Sam parked the car without difficulty, but with many troubled, curious eyes playing on him, parked it right opposite the last house but two in the row before the sign ‘Pistyll/Waterfall'. Pete's heart beat faster. There returned that feeling that he was enacting something long planned, that he had known all his life that this Pistyll Rhaeadr was a place in his destiny. But this knowledge had risen to the reachable surface of his mind only these last cold minutes. Don Parry's house stood a few feet back from the pavement and was approached by a short path. The date 1845 was engraved over the front door, and above that, set in the wall, was a plaque bearing some commemorative words in Welsh; Pete couldn't even make out the lettering, and obviously none of the sense of this. ‘You'd best stand away while I beard the Parrys in their den! Don won't mind you being here at all, but I can't answer for anybody else…'

Pete had rather assumed that Sam would have told Don that his great mate was accompanying him. But perhaps he had judged it better not to tell him. Pete observed that a public-school assurance had spread itself over his friend as soon as he switched off the engine and prepared to disembark. That Darnton education? Or simply the result of having access to a bit more money than most youths his age? Al of a sudden Pete felt what he surely was: a junior partner in a madcap enterprise, Sam's less sophisticated shadow. Both boys crossed the road, but while Sam walked up the diminutive path and knocked on his friend's front door, Pete went and stood near a little gaggle of men, by the window of a general store named GREATOREX in capitals. Established in 1935 its lettering proclaimed, followed by the announcement of ‘Drinks, Bread & Cakes, Wines and Spirits'. Soothingly humdrum commodities (even if the shop selling them had shut many hours back) on such a night of near-apocalypse.

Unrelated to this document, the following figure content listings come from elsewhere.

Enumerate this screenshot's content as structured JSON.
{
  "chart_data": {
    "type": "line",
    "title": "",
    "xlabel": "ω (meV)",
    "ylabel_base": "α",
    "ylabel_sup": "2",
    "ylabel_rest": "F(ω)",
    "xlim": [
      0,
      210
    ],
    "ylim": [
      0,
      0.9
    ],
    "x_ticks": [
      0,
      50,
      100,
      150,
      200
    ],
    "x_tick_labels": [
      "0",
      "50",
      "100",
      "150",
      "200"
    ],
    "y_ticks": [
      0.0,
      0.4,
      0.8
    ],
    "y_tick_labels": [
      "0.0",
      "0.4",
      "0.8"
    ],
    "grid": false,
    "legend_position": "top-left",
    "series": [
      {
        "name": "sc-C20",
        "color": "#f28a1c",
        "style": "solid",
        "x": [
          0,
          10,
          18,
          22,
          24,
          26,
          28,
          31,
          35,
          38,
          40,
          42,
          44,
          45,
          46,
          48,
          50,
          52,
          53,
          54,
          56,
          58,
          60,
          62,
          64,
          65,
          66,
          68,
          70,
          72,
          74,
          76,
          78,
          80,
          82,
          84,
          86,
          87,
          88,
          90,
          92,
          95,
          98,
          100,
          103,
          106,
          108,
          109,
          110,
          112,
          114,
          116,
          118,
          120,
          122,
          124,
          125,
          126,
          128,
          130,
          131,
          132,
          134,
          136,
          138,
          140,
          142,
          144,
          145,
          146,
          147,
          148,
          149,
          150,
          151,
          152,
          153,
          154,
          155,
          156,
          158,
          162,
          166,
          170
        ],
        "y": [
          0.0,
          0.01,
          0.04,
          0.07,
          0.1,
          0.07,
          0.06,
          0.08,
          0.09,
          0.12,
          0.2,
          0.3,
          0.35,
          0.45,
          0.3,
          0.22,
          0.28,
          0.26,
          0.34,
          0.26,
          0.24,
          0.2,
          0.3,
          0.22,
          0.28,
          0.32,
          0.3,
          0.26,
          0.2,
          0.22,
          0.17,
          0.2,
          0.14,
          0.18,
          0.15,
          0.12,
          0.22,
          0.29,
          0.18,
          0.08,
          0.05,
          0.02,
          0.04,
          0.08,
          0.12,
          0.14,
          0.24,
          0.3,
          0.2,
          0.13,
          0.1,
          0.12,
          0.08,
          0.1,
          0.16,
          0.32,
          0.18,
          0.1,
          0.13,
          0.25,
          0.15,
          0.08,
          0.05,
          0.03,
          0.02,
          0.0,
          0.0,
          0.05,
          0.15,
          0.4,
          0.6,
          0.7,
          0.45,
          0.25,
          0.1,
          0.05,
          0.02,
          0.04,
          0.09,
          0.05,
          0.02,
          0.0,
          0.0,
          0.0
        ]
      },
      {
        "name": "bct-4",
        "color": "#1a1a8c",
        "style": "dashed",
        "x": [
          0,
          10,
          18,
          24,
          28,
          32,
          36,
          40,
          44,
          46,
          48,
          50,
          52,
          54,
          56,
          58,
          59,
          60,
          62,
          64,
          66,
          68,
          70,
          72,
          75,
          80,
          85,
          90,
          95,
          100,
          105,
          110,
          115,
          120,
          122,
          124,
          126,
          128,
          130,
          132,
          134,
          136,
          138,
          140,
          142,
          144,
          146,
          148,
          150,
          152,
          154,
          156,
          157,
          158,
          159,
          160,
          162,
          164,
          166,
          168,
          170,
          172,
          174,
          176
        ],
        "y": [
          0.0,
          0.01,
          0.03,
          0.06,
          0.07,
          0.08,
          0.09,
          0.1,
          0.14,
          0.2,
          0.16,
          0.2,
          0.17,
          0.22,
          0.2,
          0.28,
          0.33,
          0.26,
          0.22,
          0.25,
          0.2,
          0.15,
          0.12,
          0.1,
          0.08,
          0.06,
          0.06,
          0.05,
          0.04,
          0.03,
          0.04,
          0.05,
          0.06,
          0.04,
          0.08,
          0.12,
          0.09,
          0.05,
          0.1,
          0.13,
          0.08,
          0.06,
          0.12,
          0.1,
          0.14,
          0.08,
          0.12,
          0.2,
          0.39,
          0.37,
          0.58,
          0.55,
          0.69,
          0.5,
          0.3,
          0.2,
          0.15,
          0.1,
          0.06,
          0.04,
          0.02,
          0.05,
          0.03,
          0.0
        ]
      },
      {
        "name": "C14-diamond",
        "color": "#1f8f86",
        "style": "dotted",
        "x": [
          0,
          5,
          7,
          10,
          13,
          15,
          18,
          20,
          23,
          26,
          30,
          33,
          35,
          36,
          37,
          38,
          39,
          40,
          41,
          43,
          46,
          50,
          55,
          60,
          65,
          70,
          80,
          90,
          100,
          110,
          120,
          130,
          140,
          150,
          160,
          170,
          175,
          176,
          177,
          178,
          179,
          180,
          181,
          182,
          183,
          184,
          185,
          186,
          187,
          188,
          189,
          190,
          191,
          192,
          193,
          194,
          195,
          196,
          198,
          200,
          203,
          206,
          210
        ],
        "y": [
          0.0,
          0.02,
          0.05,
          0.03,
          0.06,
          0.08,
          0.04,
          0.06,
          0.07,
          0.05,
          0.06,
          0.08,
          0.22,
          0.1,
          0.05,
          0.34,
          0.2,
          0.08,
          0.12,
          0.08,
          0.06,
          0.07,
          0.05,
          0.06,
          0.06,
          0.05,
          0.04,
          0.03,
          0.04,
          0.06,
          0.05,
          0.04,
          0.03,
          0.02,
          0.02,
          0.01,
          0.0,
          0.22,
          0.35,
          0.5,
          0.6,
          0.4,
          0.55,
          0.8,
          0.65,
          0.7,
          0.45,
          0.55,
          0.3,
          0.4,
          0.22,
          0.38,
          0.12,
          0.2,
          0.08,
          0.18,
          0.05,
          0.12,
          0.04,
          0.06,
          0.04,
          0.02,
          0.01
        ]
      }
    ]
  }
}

Sam was having the door opened to him by a woman in her mid-sixties, tall, with wild, woolly, grey hair. She was wearing tortoiseshell-rimmed thick spectacles, a fluffy pink cardigan and a long plum-coloured skirt which didn't disguise legs of an extreme thinness; these gave her the appearance of an animated Dutch doll. She didn't have the worried look of most faces out in the main street. On the contrary, considering she was confronting a total stranger at gone quarter past eleven on a night already distinguished by the uncanny, she appeared quite remarkably unfazed, you could even say, at ease.

Pete had positioned himself so he could hear everything the pair was saying.

‘Mrs Parry?'

‘You'll be Trevor Price's boy? That right?'

‘That's right.'

‘Yes, I've been expecting you, though I didn't think you'd have made it over here so quick. I can see for myself you're who you say. You have a look of your dad about the mouth. Don drove me over to Leominster before Christmas, and introduced us.'

Sam flushed, but didn't look altogether displeased.

‘Is Don in?' Sam asked.

‘Don's gone out; some of the lads press-ganged him into going with them, and he's never a one to say no to anything, my Don. So you have two options, Sam (it is Sam, isn't it?). You can wait in this house with me for him to return. Or you can go out somewhere to see what you can.' She made the occurrences, thought Pete, sound like a fall of snow or the Tanat overflowing its banks.